In January of 1989, he had a major heart attack. He hung on for a week and seemed to be recovering. My brother and I left to go back to my home on the coast. We had barely gotten there when my mom showed up at the door and told me he had died. I was devastated. I held it together though, we had to get back to where he lived, I was supposed to execute his will. There was work to do. I cried at night, when everyone else was sleeping, and managed to hold it together during the day. That is until I talked to his psychiatrist. She told me that he always talked about me, and how proud he was of me. At that point in my life, I hadn't done a damn thing for him to be proud of.
I now have my first college degree, first one in my family to obtain one, and am working on my second. In psychology. Yes, it's partly because of my dad.
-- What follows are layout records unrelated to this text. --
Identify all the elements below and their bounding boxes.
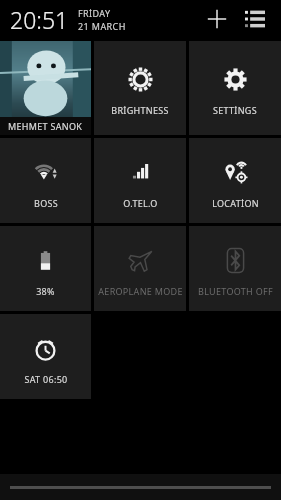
staticText: O.TEL.O	[123, 197, 158, 209]
button[interactable]: MEHMET SANOK	[0, 41, 91, 135]
button[interactable]: BLUETOOTH OFF	[189, 226, 281, 311]
button[interactable]: BRİGHTNESS	[94, 41, 186, 135]
button[interactable]: 38%	[0, 226, 91, 311]
staticText: BRİGHTNESS	[111, 104, 169, 116]
button[interactable]: AEROPLANE MODE	[94, 226, 186, 311]
button[interactable]: SAT 06:50	[0, 314, 91, 399]
button[interactable]: O.TEL.O	[94, 138, 186, 223]
staticText: 38%	[36, 285, 55, 297]
staticText: SETTİNGS	[213, 104, 257, 116]
staticText: 21 MARCH	[78, 20, 126, 32]
staticText: BLUETOOTH OFF	[198, 285, 273, 297]
staticText: SAT 06:50	[24, 373, 68, 385]
staticText: BOSS	[34, 197, 58, 209]
staticText: 20:51	[10, 4, 69, 35]
staticText: LOCATİON	[212, 197, 259, 209]
button[interactable]: LOCATİON	[189, 138, 281, 223]
button[interactable]: BOSS	[0, 138, 91, 223]
button[interactable]: Add	[199, 1, 235, 37]
staticText: MEHMET SANOK	[8, 120, 83, 132]
staticText: AEROPLANE MODE	[98, 285, 183, 297]
staticText: FRİDAY	[78, 7, 111, 19]
button[interactable]: List	[237, 1, 273, 37]
button[interactable]: SETTİNGS	[189, 41, 281, 135]
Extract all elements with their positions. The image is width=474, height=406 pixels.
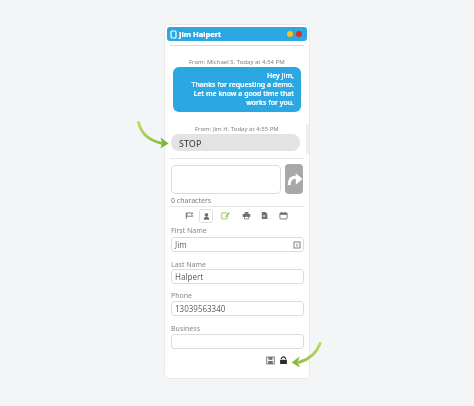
staticText: Jim Halpert xyxy=(179,29,222,39)
button[interactable]: Lock xyxy=(279,356,288,365)
button[interactable]: Print xyxy=(242,211,251,220)
button[interactable]: Halpert xyxy=(171,269,304,284)
staticText: Hey Jim, Thanks for requesting a demo. L… xyxy=(180,71,294,107)
button[interactable]: Flag xyxy=(185,211,194,220)
button[interactable]: Document xyxy=(260,211,269,220)
button[interactable]: Hey Jim, Thanks for requesting a demo. L… xyxy=(173,67,301,112)
button[interactable]: Calendar xyxy=(279,211,288,220)
staticText: Business xyxy=(171,324,201,334)
staticText: From: Michael S. Today at 4:54 PM xyxy=(189,58,285,66)
staticText: 0 characters xyxy=(171,196,212,206)
staticText: Jim xyxy=(175,239,187,250)
staticText: First Name xyxy=(171,226,207,236)
staticText: STOP xyxy=(179,137,202,149)
staticText: Phone xyxy=(171,291,193,301)
button[interactable] xyxy=(171,334,304,349)
button[interactable]: 13039563340 xyxy=(171,301,304,316)
staticText: From: Jim H. Today at 4:55 PM xyxy=(195,125,279,133)
button[interactable]: Contact xyxy=(199,209,213,223)
button[interactable]: Message xyxy=(171,165,281,194)
button[interactable]: Jim Halpert xyxy=(167,27,307,41)
button[interactable]: STOP xyxy=(171,134,300,151)
button[interactable]: Save xyxy=(266,356,275,365)
staticText: Halpert xyxy=(175,271,204,282)
staticText: Last Name xyxy=(171,260,207,270)
button[interactable]: Send xyxy=(285,164,303,194)
button[interactable]: Jim xyxy=(171,237,304,252)
staticText: 13039563340 xyxy=(175,303,226,314)
button[interactable]: Edit xyxy=(221,211,230,220)
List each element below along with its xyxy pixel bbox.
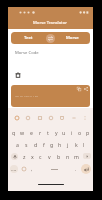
button[interactable]: Period — [73, 166, 79, 172]
button[interactable]: s — [22, 138, 31, 150]
button[interactable]: y — [52, 126, 60, 138]
button[interactable]: Keyboard assistant — [13, 114, 20, 121]
button[interactable]: w — [18, 126, 27, 138]
staticText: b — [57, 153, 61, 160]
staticText: m — [74, 153, 79, 160]
staticText: j — [67, 141, 69, 148]
button[interactable]: f — [40, 138, 48, 150]
button[interactable]: Clipboard — [58, 114, 65, 121]
staticText: s — [25, 141, 28, 148]
button[interactable]: Sticker — [47, 114, 54, 121]
button[interactable]: GIF — [36, 114, 43, 121]
staticText: Text — [24, 35, 33, 41]
staticText: p — [86, 129, 90, 136]
staticText: v — [48, 153, 51, 160]
staticText: a — [16, 141, 19, 148]
button[interactable]: z — [20, 150, 28, 162]
button[interactable]: More options — [81, 114, 88, 121]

I can't help but think how proud he would be of me now.
So Winter has a special place in my heart. It makes me cry, and it makes me remember the good times, working with my dad in his shop when I was a kid, him teaching me to drive...
It also perfectly describes my life, "years go by and I'm here still waiting, withering where some snowman was", and "hair is grey and the fires are burning, so many dreams on the shelf. You say I wanted you to be proud of me, I always wanted that myself". But mostly it reminds me of dad. On the ten year anniversary of his passing, I listened to it and I cried and cried. My mom thought I was nuts. On the twenty year anniversary, I couldn't listen. Now, it's hard to believe, it's coming up on the thirtieth anniversary. Yes, I'm that old. I plan to listen to it and let myself cry as much as I feel the need to. There is no time limit on grieving. Never let anyone tell you there is.
So I dedicate this to my father, a wonderful man, who was just misunderstood.